# 12. Differentials & Linear Approximation

## c. Mean Value Theorem

## 1. Proof

Before we can prove the Mean Value Theorem, we need to prove Rolle's Theorem.

If \(g(x)\) is a function on the interval \([a,b]\) with a continuous derivative, \(g'(x)\), and \(g(a)=g(b)\) then there is a number \(c\) in \((a,b)\) such that \[ g'(c)=0. \]

Look at this plot showing \(4\) continuous functions satisfying \(g(a)=g(b)\):

one which has the constant value \(g(a)\)
**red**
\(g(x) =g(a)\)
one which is always bigger than \(g(a)\)
**blue**
\(g(x) \geq g(a)\)
one which is always smaller than \(g(a)\),
**cyan**
\(g(x) \leq g(a)\)
and one which is sometimes bigger and sometimes smaller than \(g(a)\).
**orange**
\(g(x)\ \) sometimes \(\ \gt g(a)\)
and \(g(x)\ \) sometimes \(\ \lt g(a)\)

Since \(g(x)\) is continuous, by the Extreme Value Theorem it must have a maximum and a minimum somewhere in \([a,b]\). If \(g\) is constant, then every point is both a maximum and minimum. Since \(g(a)=g(b)\), if \(g\) is not constant, then it must go up or down somewhere (as in the plot) and have a maximum or minimum somewhere in \((a,b)\). Let \(c\) be a number in \((a,b)\) where \(g(c)\) is a maximum or minimum. Since \(g(x) \) is differentiable, the slope of the tangent line is \(0\) at \(x=c\), in other words, \[ g'(c)=0 \]

There may be more than one number \(c\) where \(g'(c)=0\).
The theorem only guarantees that there is *at least* one.

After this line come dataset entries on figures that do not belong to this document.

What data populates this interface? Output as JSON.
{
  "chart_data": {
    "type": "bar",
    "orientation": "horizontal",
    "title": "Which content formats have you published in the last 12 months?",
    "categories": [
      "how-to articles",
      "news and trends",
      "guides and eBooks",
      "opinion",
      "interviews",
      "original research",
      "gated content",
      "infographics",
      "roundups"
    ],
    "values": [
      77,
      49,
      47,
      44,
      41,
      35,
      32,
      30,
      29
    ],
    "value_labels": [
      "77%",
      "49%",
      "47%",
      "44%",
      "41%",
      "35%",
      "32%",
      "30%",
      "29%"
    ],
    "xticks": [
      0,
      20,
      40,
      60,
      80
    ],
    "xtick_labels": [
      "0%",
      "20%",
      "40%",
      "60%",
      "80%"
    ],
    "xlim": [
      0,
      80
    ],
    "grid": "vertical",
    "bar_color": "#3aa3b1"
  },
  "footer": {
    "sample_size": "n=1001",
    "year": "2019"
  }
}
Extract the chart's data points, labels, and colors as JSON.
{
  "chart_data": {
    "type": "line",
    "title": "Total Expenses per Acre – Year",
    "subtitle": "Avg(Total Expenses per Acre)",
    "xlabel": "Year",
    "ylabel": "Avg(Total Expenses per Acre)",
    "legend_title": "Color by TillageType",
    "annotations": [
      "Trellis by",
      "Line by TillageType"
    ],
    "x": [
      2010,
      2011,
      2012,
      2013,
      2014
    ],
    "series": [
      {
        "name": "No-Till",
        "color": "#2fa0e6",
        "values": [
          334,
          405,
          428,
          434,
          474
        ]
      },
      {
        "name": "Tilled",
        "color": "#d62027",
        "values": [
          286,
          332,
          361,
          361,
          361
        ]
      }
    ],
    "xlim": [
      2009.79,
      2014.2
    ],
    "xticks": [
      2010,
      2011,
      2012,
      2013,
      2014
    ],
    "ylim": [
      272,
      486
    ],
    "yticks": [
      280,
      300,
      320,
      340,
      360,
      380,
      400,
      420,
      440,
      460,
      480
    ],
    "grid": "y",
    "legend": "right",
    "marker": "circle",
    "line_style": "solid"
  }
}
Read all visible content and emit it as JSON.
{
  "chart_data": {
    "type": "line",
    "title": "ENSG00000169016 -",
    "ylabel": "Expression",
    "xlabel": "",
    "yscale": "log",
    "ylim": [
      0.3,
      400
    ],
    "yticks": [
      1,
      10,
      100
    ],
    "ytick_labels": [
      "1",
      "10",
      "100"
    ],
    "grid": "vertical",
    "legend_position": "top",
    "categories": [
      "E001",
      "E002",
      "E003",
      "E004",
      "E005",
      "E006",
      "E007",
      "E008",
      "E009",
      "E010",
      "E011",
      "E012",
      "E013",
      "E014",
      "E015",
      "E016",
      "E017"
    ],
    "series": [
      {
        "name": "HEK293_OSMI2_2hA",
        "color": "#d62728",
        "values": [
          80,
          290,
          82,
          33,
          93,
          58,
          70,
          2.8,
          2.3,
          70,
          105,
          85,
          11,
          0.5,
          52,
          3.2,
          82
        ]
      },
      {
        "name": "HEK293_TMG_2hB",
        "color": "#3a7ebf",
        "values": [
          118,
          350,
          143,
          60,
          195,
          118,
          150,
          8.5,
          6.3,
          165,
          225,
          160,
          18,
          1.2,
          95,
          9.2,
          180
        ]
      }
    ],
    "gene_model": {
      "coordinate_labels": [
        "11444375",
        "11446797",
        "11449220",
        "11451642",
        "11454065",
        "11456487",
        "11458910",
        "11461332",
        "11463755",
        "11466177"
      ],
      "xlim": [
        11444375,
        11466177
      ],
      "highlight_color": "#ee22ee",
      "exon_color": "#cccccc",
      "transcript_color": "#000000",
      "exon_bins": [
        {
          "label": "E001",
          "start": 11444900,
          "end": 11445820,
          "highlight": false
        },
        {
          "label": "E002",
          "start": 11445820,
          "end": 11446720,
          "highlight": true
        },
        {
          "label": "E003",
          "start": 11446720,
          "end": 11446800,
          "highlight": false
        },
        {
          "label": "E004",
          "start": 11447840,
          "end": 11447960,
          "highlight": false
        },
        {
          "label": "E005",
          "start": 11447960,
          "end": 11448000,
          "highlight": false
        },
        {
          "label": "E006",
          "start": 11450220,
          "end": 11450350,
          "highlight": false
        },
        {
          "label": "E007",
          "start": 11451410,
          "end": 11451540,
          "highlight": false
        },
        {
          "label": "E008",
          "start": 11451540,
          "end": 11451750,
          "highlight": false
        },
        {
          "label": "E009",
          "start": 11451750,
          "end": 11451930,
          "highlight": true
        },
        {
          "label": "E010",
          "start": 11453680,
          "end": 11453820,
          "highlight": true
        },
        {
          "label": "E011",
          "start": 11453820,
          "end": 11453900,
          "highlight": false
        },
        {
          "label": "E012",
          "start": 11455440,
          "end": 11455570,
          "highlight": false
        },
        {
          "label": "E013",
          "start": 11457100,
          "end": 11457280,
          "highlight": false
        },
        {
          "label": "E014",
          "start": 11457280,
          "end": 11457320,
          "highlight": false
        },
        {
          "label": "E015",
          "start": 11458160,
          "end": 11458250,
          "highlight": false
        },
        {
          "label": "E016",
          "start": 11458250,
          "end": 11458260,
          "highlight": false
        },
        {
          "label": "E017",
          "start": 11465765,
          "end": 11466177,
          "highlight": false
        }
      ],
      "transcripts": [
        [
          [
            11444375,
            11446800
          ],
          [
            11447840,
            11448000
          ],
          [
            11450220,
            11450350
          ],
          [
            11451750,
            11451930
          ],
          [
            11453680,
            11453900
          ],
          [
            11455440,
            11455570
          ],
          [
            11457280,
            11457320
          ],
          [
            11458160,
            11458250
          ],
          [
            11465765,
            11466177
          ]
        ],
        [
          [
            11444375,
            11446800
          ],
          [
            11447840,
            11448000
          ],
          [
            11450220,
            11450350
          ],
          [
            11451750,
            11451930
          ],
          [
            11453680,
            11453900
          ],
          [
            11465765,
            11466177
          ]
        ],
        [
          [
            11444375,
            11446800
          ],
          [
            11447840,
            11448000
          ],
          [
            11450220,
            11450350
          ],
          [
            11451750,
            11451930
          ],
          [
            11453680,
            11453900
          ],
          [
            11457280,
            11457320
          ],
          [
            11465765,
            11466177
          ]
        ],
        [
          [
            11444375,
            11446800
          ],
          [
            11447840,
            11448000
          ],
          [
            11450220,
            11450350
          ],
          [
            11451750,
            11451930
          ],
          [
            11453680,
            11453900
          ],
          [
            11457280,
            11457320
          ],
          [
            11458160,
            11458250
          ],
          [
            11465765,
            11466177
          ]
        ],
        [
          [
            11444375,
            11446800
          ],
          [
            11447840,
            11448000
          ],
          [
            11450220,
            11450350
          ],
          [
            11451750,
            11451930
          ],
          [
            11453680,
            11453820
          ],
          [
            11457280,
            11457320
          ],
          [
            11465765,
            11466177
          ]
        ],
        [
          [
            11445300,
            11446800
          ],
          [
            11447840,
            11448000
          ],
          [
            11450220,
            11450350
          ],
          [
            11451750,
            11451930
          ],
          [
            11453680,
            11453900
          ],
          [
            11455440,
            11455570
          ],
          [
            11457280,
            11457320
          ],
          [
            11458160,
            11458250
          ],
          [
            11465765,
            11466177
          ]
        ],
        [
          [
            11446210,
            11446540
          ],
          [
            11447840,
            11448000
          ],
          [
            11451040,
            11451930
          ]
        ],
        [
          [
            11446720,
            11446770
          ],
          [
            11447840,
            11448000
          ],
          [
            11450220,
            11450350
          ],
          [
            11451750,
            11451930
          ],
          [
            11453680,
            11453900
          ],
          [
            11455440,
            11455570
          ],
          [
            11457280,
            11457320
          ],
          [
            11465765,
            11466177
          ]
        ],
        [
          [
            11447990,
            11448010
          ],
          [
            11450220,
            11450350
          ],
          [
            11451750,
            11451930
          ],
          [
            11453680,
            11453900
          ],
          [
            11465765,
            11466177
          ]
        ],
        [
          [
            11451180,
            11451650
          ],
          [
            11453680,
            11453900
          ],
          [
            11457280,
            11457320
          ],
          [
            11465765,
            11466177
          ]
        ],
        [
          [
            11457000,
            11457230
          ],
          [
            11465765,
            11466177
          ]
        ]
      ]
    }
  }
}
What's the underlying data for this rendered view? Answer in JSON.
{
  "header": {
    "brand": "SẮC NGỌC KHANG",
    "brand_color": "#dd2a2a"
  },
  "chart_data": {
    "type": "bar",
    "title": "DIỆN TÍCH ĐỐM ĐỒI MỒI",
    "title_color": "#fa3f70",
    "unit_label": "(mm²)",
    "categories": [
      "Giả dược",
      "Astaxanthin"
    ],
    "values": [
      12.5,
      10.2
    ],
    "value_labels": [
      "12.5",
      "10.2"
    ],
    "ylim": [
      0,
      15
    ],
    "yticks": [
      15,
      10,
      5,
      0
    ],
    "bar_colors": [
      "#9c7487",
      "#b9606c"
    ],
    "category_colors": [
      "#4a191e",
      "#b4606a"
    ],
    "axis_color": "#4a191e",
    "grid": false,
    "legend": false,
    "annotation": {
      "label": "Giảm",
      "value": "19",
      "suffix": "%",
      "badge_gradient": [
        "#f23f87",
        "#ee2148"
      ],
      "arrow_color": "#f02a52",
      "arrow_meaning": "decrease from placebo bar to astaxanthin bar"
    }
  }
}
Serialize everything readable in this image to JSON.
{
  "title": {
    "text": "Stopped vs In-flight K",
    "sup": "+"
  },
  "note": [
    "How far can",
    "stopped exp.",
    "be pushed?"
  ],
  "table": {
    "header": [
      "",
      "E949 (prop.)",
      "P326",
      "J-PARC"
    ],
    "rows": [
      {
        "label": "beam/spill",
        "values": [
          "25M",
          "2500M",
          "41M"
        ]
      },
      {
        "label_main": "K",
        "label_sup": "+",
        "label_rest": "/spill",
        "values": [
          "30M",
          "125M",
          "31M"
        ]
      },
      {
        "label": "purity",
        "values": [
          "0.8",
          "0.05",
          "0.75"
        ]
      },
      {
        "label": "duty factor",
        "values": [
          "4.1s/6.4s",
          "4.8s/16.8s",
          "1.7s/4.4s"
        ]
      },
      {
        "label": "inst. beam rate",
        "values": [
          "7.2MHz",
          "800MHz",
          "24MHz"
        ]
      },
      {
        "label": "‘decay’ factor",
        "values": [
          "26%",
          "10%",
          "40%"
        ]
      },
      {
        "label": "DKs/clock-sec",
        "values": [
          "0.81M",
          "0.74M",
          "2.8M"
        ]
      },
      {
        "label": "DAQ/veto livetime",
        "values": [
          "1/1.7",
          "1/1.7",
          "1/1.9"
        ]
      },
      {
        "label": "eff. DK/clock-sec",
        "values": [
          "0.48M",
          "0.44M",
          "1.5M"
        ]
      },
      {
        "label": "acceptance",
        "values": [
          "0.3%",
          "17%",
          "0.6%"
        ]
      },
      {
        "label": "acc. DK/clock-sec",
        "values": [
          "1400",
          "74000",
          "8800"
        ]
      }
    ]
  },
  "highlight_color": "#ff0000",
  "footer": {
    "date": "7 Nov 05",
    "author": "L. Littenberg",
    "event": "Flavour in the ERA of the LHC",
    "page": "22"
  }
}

If \(f(x)\) is a function on the interval \([a,b]\) with a continuous derivative, \(f'(x)\), then there is a number \(c\) in \((a,b)\) such that \[ f'(c)=\dfrac{f(b)-f(a)}{b-a} \] or equivalently, \[ f(b)=f(a)+f'(c)(b-a) \]

The equation of the line between the endpoints is \[ y=f(a)+\dfrac{f(b)-f(a)}{b-a}(x-a) \]

#### Why is this a line?

It is a line because \(y\) is a linear function of \(x\). In particular, it is the point-slope form of the line, \(y=f(a)+m(x-a)\), where the slope is \(m=\dfrac{f(b)-f(a)}{b-a}\).

#### Why does it go through the endpoints?

When \(x=a\), \[ y=f(a)+\dfrac{f(b)-f(a)}{b-a}(a-a)=f(a) \] When \(x=b\), \[ y=f(a)+\dfrac{f(b)-f(a)}{b-a}(b-a)=f(b) \]

We define a new function \(g(x)\) which is the difference between our original function \(f(x)\) and the straight line between the endpoints: \[ g(x)=f(x)-f(a)-\dfrac{f(b)-f(a)}{b-a}(x-a) \] We evaluate \(g(x)\) at the endpoints and also compute its derivative: \[\begin{aligned} g(a)&=f(a)-f(a)-\dfrac{f(b)-f(a)}{b-a}(a-a)=0 \\ g(b)&=f(b)-f(a)-\dfrac{f(b)-f(a)}{b-a}(b-a)=0 \\ g'(x)&=f'(x)-\dfrac{f(b)-f(a)}{b-a} \end{aligned}\] Since \(g(a)=g(b)\), we can apply Rolle's Theorem to \(g(x)\) to conclude there is a number \(c\) in \((a,b)\) such that \(g'(c)=0\). But this says: \[ f'(c)-\dfrac{f(b)-f(a)}{b-a}=0 \] which is the Mean Value Theorem.